In January, Daniels became the chair of Metro Transit’s first employee resource group, Advancing Women in Transit (AWT). In this role, she is promoting and encouraging women to advance within transit by providing them with skills, resources and the confidence to do so. She is described as a beacon of hope and inspiration for many women at the agency. Her innovation show’s each month as she conducts virtual meetings with increasing engagement, not just for Metro Transit but for the entire Metropolitan Council. Since Daniels became chair, membership, attendance and engagement in the group has increased.

Is there a specific experience that led you to where you are today?

There is no one specific experience that led me to where I am today, rather yet an amalgamation of experiences. Honestly, I can admit that a career in transit was my plan B. I worked part time as a bus operator while attending university, all the while knowing that a career with transit was an option. Due to family obligations, I decided to stay local and not pursue graduate studies in anthropology. Nonetheless, my plan B morphed into plan A, as it didn’t take long for me to fall in love with transit. What really drew me in was the sustainability of public transportation. I’m fortunate enough to work for a forward-thinking company that prioritizes sustainability efforts. Additionally, I’m able to continuously practice a sort of applied anthropology within transit. The Twin Cities has a very diverse community. We here at Metro Transit are proud to state that our agency reflects the community we serve, thus my background in anthropology has proven vital to the working relationships I’ve developed with internal and external partners.

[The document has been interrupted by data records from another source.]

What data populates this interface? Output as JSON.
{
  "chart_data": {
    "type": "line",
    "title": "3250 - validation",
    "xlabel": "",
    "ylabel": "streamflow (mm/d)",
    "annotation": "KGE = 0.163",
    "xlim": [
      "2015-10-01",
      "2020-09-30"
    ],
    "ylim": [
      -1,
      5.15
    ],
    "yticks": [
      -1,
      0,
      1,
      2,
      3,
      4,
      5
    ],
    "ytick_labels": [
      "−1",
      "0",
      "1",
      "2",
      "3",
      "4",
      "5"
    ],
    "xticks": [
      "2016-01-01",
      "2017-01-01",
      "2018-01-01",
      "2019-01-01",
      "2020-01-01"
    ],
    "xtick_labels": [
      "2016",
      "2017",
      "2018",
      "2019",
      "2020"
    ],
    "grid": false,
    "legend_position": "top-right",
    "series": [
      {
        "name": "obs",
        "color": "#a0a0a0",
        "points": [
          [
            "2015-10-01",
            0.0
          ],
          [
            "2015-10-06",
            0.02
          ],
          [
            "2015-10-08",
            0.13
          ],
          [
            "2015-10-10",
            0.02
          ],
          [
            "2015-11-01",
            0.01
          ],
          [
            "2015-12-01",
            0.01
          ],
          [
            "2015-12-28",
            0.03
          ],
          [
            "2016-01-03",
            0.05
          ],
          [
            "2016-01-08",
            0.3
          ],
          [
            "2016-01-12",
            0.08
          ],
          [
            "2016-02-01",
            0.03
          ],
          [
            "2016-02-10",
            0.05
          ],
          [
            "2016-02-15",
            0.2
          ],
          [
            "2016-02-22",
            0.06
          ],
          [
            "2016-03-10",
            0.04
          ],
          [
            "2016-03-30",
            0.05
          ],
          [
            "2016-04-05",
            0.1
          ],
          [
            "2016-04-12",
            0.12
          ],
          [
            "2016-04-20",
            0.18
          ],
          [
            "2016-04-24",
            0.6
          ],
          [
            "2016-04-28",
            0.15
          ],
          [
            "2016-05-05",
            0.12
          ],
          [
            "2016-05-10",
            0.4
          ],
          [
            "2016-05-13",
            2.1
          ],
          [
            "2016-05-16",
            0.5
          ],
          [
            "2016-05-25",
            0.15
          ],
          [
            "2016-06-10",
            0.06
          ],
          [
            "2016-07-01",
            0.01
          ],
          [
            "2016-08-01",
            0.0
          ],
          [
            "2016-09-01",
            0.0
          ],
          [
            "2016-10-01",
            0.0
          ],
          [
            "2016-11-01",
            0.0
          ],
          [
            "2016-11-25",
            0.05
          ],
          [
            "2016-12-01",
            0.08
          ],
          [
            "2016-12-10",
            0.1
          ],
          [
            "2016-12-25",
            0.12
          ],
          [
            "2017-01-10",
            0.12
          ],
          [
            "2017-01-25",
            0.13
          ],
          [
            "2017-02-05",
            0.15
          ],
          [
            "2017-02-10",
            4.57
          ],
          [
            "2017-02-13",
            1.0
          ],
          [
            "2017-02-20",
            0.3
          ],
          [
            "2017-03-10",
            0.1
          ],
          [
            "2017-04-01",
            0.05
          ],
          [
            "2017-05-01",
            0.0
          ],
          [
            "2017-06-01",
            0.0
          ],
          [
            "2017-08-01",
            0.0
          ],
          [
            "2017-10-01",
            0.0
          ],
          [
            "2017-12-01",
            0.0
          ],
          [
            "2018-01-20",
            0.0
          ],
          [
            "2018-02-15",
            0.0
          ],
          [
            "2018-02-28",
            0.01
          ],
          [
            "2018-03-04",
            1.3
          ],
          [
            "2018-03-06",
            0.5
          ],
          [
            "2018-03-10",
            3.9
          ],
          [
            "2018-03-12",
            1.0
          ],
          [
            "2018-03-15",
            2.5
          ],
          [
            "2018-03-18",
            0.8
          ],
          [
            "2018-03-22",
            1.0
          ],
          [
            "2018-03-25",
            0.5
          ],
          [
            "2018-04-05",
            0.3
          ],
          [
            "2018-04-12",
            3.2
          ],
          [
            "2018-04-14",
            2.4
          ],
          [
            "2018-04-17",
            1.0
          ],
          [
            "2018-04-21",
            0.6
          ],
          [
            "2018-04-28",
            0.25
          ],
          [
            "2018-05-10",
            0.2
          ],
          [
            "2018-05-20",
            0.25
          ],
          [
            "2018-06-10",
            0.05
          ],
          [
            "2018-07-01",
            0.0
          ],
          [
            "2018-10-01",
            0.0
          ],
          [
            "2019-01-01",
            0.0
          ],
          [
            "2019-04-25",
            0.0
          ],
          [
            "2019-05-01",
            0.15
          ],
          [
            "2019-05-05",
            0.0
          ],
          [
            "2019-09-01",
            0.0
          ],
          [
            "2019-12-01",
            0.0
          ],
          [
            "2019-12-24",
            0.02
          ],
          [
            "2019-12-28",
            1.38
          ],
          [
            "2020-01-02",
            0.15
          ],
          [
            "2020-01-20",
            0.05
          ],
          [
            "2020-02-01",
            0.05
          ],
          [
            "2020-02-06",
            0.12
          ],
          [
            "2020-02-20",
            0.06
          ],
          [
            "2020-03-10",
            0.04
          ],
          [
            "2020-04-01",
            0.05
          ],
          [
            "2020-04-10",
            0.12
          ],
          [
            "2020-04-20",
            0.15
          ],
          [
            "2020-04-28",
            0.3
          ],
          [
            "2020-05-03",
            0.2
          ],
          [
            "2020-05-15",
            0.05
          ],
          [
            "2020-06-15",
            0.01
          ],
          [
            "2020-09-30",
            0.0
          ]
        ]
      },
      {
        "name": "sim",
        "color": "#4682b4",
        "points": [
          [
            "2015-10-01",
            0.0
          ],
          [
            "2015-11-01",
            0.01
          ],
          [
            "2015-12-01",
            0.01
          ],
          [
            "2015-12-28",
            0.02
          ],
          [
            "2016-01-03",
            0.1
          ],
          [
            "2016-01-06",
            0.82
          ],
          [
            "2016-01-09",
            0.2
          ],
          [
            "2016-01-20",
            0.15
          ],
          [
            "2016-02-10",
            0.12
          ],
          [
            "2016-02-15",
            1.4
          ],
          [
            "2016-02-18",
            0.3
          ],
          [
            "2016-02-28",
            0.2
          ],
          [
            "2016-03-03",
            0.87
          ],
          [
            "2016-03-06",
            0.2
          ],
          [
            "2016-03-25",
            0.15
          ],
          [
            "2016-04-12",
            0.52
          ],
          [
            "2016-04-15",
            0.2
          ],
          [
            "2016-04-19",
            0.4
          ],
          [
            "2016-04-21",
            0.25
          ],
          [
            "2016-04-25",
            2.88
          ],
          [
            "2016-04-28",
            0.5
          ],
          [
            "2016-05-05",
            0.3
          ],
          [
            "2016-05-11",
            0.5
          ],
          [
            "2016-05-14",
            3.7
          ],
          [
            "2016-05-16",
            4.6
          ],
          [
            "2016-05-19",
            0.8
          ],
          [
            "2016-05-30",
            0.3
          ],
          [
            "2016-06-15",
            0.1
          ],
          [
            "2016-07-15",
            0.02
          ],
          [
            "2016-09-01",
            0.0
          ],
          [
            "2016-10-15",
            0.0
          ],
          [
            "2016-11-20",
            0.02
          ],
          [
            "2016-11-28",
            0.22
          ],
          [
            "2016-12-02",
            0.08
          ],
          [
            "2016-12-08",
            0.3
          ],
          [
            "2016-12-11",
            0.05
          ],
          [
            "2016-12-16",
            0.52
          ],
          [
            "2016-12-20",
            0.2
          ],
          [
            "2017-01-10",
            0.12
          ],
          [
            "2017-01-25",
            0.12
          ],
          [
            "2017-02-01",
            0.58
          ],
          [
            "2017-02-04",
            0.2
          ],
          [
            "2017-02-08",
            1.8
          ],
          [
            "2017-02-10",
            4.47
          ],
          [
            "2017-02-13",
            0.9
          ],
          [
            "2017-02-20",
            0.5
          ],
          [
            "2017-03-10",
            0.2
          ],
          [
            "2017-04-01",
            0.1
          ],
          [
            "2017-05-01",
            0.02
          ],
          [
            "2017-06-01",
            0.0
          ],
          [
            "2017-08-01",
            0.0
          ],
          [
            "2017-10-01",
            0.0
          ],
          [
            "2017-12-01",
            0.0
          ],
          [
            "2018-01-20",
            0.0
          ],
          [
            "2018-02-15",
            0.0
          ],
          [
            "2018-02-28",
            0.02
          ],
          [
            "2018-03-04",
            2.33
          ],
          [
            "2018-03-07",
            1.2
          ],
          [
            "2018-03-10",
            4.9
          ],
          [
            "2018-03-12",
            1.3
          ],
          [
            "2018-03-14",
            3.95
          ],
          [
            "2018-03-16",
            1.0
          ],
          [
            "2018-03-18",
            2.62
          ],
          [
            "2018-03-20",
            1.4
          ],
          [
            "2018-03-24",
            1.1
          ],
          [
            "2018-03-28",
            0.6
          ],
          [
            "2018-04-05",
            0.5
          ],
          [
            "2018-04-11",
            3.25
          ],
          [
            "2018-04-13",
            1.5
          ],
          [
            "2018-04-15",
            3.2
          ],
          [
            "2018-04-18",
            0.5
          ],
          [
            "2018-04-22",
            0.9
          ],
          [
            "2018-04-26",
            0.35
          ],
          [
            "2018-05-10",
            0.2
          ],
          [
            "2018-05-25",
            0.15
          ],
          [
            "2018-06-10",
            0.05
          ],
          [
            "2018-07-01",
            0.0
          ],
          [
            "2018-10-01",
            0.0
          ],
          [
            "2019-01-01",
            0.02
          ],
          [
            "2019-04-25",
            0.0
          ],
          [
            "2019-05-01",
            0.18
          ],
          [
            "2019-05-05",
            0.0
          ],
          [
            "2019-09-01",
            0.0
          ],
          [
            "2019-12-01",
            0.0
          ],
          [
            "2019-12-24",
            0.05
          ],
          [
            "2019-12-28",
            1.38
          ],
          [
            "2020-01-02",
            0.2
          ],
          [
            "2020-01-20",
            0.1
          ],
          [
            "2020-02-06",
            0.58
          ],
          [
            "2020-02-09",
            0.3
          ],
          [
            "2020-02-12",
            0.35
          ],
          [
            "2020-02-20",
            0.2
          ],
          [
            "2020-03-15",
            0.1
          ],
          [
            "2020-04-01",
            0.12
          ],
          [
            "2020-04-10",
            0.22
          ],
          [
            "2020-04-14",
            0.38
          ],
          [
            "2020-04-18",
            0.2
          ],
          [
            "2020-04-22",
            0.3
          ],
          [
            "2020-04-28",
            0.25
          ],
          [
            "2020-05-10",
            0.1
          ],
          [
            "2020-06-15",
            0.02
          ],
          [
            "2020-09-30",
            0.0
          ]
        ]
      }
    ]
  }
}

What do you enjoy most about your job?

I’m an operations person by heart, I enjoy all things operations. The fast pace of it all paired with operations being rooted in problem solving really gives me purpose. What I enjoy most about being an assistant transportation manager is connecting with our operators, getting to know them and advocating for them. Often operators are dehumanized, getting to know their stories, hobbies and aspirations eliminates that. Operations and especially operators don’t get the credit they deserve in the industry. Therefore, I make it my duty to show appreciation for the hard work they do, literally day in and day out. Our operators have had it rough the past couple of years, managing civil unrest, in addition to pandemic woes. Through it all, they have shown up and got the job done. For that very reason, I would like to share this award with my operations colleagues and especially our operators. Truly, we are all in this together.

What’s the most challenging part of your job?

Currently, the greatest challenge is the operator shortage. Just as many industries are suffering from worker shortages, we too are experiencing a shortage of operators. There are many challenges people perceive as obstacles to becoming an operator. However, the fact that a huge part of our shortage is due to operator retirement, highlights the viability of a career as an operator.

Accomplishment you’re most proud of and why?

I’m most proud of becoming the chair of Advancing Women in Transit. It’s a company employee resource group that supports women within our agency. The goal is to develop skill, instill confidence and encourage women to seek advancement within transit. My team and I support and facilitate connection amongst 300 members. Our numbers and engagement have grown immensely since we’ve started our term in January and we really enjoy the allyship we’ve experienced from male colleagues. AWT has received great feedback about our monthly meetings and how they’ve changed the perspectives of many by giving them the courage to apply for positions that they may not have applied for prior to AWT involvement.

Best advice/tip/best practice to share from your area of expertise?

With the focus of public transit, my best practice is that of servant leadership. No matter your role in public transit, practicing servant leadership builds trust amongst our riding public, it helps develop relationships with the communities we serve. I practice servant leadership with operators because it is my belief that happy operators make happy passengers. It is an operator’s duty to serve the public, it is my duty to serve the operator.